When the dark and angry clouds of war gathered over the nation in 1860, some pacifist gospel preachers in Missouri drew up a document pleading with their brethren to refuse to take up arms in the conflict. Entitled Circular from Preachers in Missouri, the paper was intended for brethren in all states. After the war began, the Federal government, in a move to thwart the numerous Southern sympathizers in Missouri from taking the state into the Confederacy, enforced an extremely harsh military rule on the civilian population. All public gatherings of any sort were forbidden. Preachers were not permitted to conduct religious services, including funerals and weddings. They could not even hold communion in a private home. Some pacifist preachers suffered such severe reprisals that they left the state. Moses E. Lard parted for Kentucky and then to Canada. However, others remained and tried to uphold the truth.

One of the latter was Augustus H. F. Payne, a native of Mason County, Kentucky, where he was born on April 4, 1807. In early life, he became a Baptist, being baptized by "Raccoon" John Smith, when Smith was a Baptist preacher. But by 1830, under the preaching of Barton W. Stone, Payne united with "the Christian church." In 1836, he and his family went on a wagon train to Liberty, in northwest Missouri. The following year, he began preaching the gospel in homes and barns of Clay, Platte, and Clinton Counties, "never with any assurance of financial support." He was associated with Moses E. Lard, Thomas M. Allen, Jacob Creath, Jr., and others in evangelizing Missouri before the war.

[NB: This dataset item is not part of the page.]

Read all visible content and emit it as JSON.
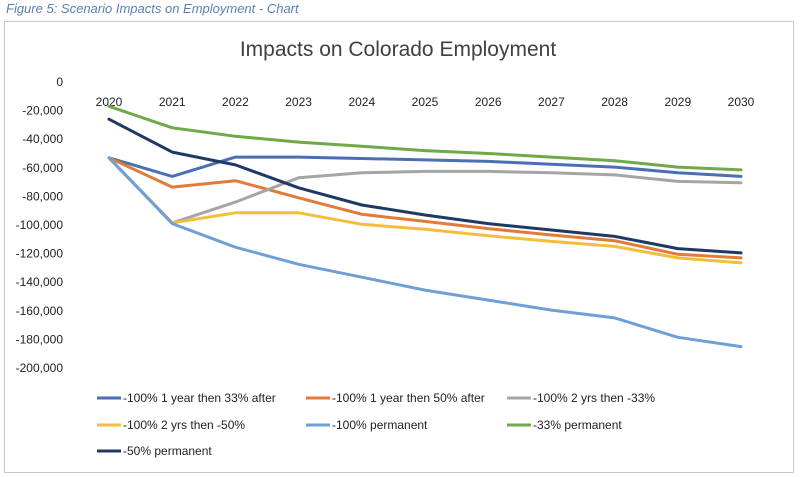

A man of great courage, Payne was not frightened into ceasing his ministry to his brethren and others by the presence and decrees of Federal forces. Kenneth L. Van Deusen, in his biography of Moses E. Lard, gives an account of Payne's activities during the war. "When most of the churches were ordered closed and ministers were warned not to conduct weddings, funerals, baptisms, Bible studies, or communion services, Payne defied the edicts and continued as if such orders had never been given. With the church buildings locked and under government seal, he went from house to house riding his horse to preach, teach, edify, and comfort his brethren. He buried their dead, performed their marriages, baptized many converts, and, to the best of his ability, courageously helped to keep their faith alive. More and more threats were made against him, but he would not be intimidated."

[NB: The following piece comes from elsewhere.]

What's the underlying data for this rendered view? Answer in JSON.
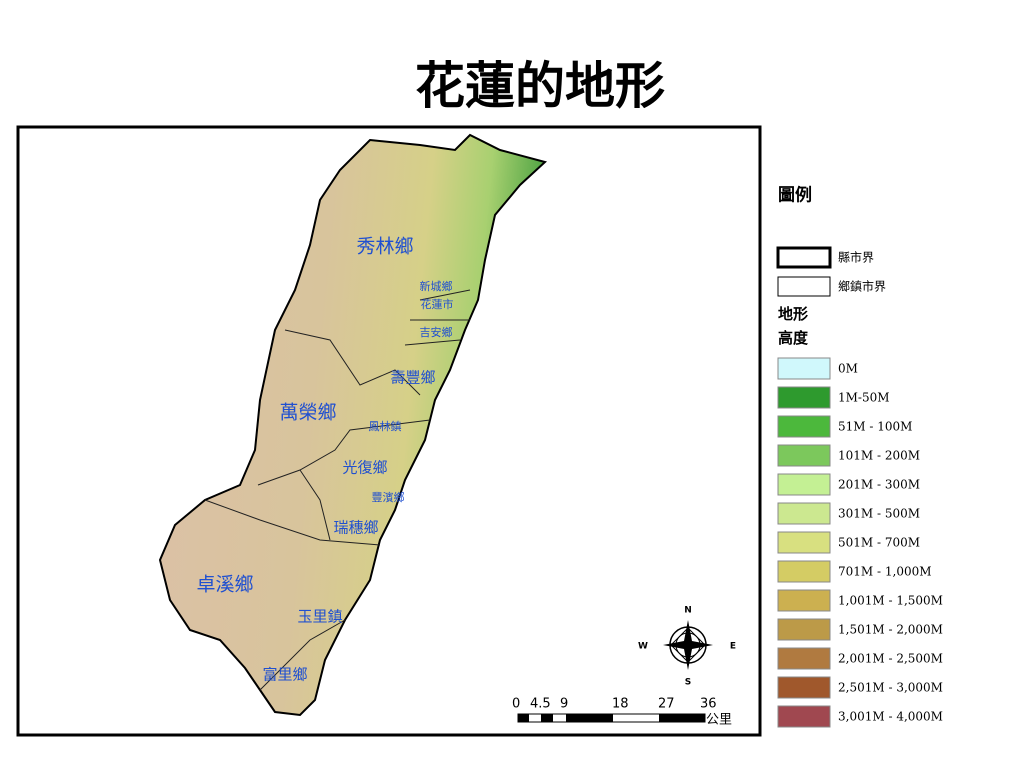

Van Deusen vividly describes the results of Payne's courageous efforts to "obey God rather than men:' His modest cabin home was about three miles south of Plattsburg. One day as he was returning from a business trip to the town, a patrol of Federal soldiers commanded by "a Lieutenant Morton," terrorized his family by beating loudly on the door and demanding Payne's surrender. Payne's wife fearfully told the belligerent officer her husband was away but would be returning soon. She sent her young son to find him and to tell him what had happened. The boy found his father visiting a neighbor. Instead of fleeing for safety; Payne went home at once and immediately was placed under military arrest. "He asked for the Lieutenant's orders to which the officer replied in a tone of sarcasm, 'I never show them. You must prepare to go with me."'

Reassuring his family that he would see them again soon, Payne rode away with the military escort. "However, the courageous preacher was wrong, for he never saw them again. The patrol took Payne a short distance away to a briar thicket and there, without the least bit of mercy, shot him twice through the chest at point-blank range, killing him instantly." Payne's family and neighbors may have heard the shots that took his life. They found his body and buried him in a corner of his property since a public funeral was forbidden.

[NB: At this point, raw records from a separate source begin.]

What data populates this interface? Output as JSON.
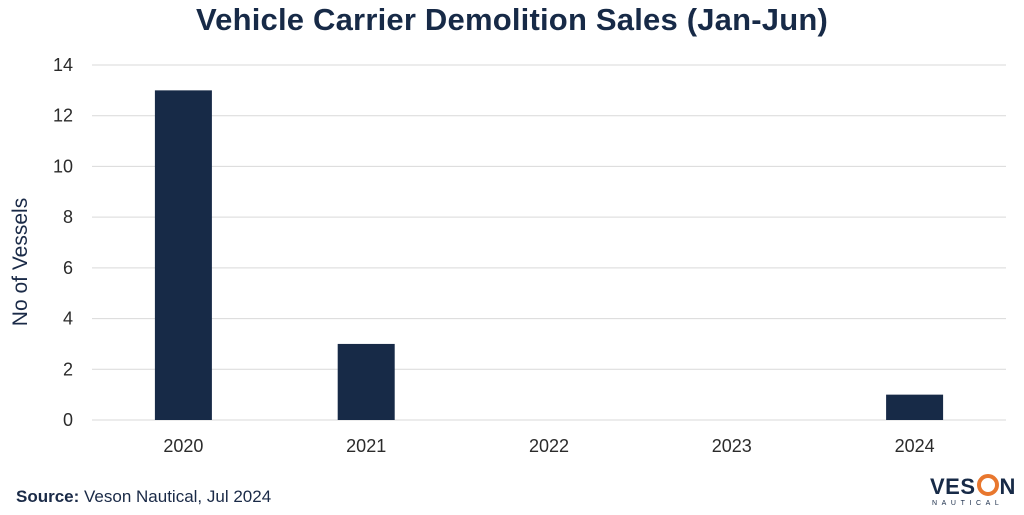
{
  "chart_data": {
    "type": "bar",
    "title": "Vehicle Carrier Demolition Sales (Jan-Jun)",
    "xlabel": "",
    "ylabel": "No of Vessels",
    "categories": [
      "2020",
      "2021",
      "2022",
      "2023",
      "2024"
    ],
    "values": [
      13,
      3,
      0,
      0,
      1
    ],
    "ylim": [
      0,
      14
    ],
    "yticks": [
      0,
      2,
      4,
      6,
      8,
      10,
      12,
      14
    ],
    "grid": true,
    "legend": "none"
  },
  "colors": {
    "bar": "#172a47",
    "grid": "#d9d9d9",
    "logo_accent": "#e8772e"
  },
  "source": {
    "label": "Source:",
    "text": " Veson Nautical, Jul 2024"
  },
  "logo": {
    "part1": "VES",
    "part2": "N",
    "subtitle": "NAUTICAL"
  }
}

Thomas M. Allen told Alexander Campbell that he would "sooner go to the grave being killed for not killing my brother," than to go there "with my brother's blood on my hands." Whether Augustus Payne ever voiced such a sentiment is unknown, but it is evident from his cold-blooded murder that he would rather die serving the Lord than go to his grave having neglected his duty. It takes more than manly courage to do what he did. It takes the moral goodness springing from that virtue, which is essential to the exercise of unshakable faith in the Lordship of Christ.

Soon after Payne's death, Lard paid tribute to his fellow soldier in the Lord's army. "No man in Missouri stood higher or was more honored than this self-effacing pioneer, nor did ever a pioneer more richly merit the esteem in which he was held" (Kenneth L. Van Deusen, Moses Lard, That Prince of Preachers). After the war, Payne was reburied by his family and friends with appropriate service in the Green Lawn Cemetery in Plattsburg, Missouri, where his body waits for the glorious morning of the resurrection at the coming of Christ.